In 2010, Jane (details of the complainant and adviser are confidential) met with her insurance adviser to review her life and mortgage protection cover.
After carrying out a needs analysis, the adviser recommended that Jane move to a new insurer and take out life, trauma, and mortgage repayment cover.
A year later, they met again and the adviser recommended that Jane move to another new insurer so she filled out a new proposal but did not disclose pre-existing health issues including Type-2 diabetes.
Two years later, Jane fell ill and made a claim under her mortgage protection insurance that the insurer declined because Jane had failed to disclose her diabetes and suffered some complications from it.
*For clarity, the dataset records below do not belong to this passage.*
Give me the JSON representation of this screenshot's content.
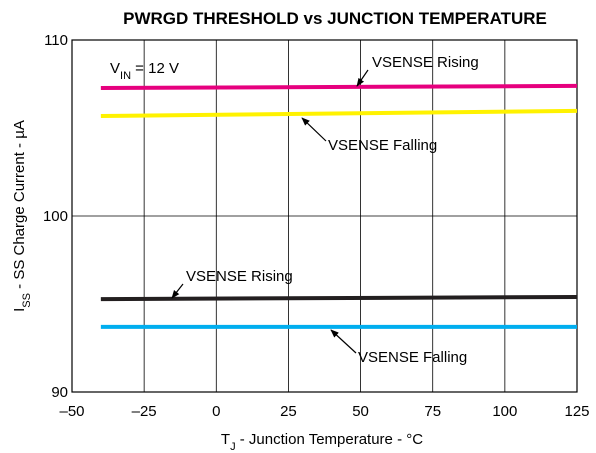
{
  "chart_data": {
    "type": "line",
    "title": "PWRGD THRESHOLD vs JUNCTION TEMPERATURE",
    "xlabel": {
      "main": "T",
      "sub": "J",
      "rest": " - Junction Temperature - °C"
    },
    "ylabel": {
      "main": "I",
      "sub": "SS",
      "rest": " - SS Charge Current - µA"
    },
    "annotation": {
      "main": "V",
      "sub": "IN",
      "rest": " = 12 V"
    },
    "x": [
      -40,
      125
    ],
    "series": [
      {
        "name": "VSENSE Rising",
        "color": "#e6007e",
        "values": [
          107.27,
          107.39
        ]
      },
      {
        "name": "VSENSE Falling",
        "color": "#fff200",
        "values": [
          105.68,
          105.97
        ]
      },
      {
        "name": "VSENSE Rising",
        "color": "#231f20",
        "values": [
          95.28,
          95.4
        ]
      },
      {
        "name": "VSENSE Falling",
        "color": "#00aeef",
        "values": [
          93.7,
          93.7
        ]
      }
    ],
    "xlim": [
      -50,
      125
    ],
    "ylim": [
      90,
      110
    ],
    "xticks": [
      {
        "value": -50,
        "label": "–50"
      },
      {
        "value": -25,
        "label": "–25"
      },
      0,
      25,
      50,
      75,
      100,
      125
    ],
    "yticks": [
      90,
      100,
      110
    ],
    "grid": true
  }
}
The insurer also cancelled Jane’s policies.
Jane said she was unhappy with the adviser’s advice when she moved to the new insurer and complained the adviser had not adequately advised her on the risks of non-disclosure both when she moved her insurance in 2010 and again in 2011.
Jane wanted the adviser to compensate her for all the premiums she had paid to the new insurers and compensation for stress and inconvenience.
The adviser did not agree and said Jane had answered no to the questions about pre-existing health conditions and felt he had been acting in Jane’s best interests when he recommended that she move to a new insurer who would offer her better benefits for a lower premium.
FSCL said in its decision that it was concerned the adviser had not prepared any statement of advice when Jane applied for her new insurance cover.
However, the FSCL was satisfied it was more likely than not that the adviser had advised Jane of the risks of non-disclosure.
The adviser had sent Jane a copy of her completed application form, pointing out she should re-read the information about her duty of disclosure.
The adviser also had notes of a discussion with Jane about an old neck injury and whether or not a new insurer would accept a claim relating to the injury.
Jane had suffered from diabetes and complications for some years, and FSCL thought it reasonable to expect Jane to know she should declare her diabetes to a new insurer.
"But, in this case, the adviser’s records were severely lacking because he had not done any statement of advice or product comparison between the old and the new insurers," the FSCL decision states.
"We decided that the flawed advice process had caused Jane some stress and inconvenience.
"We found that the shortcomings in the adviser’s advice process had not caused Jane a direct loss," FSCL states.
"Jane’s failure to disclose her diabetes was the cause of her loss.
"However, we said that the adviser should pay compensation of $1000 for the stress he caused Jane as a result of his poor advice process."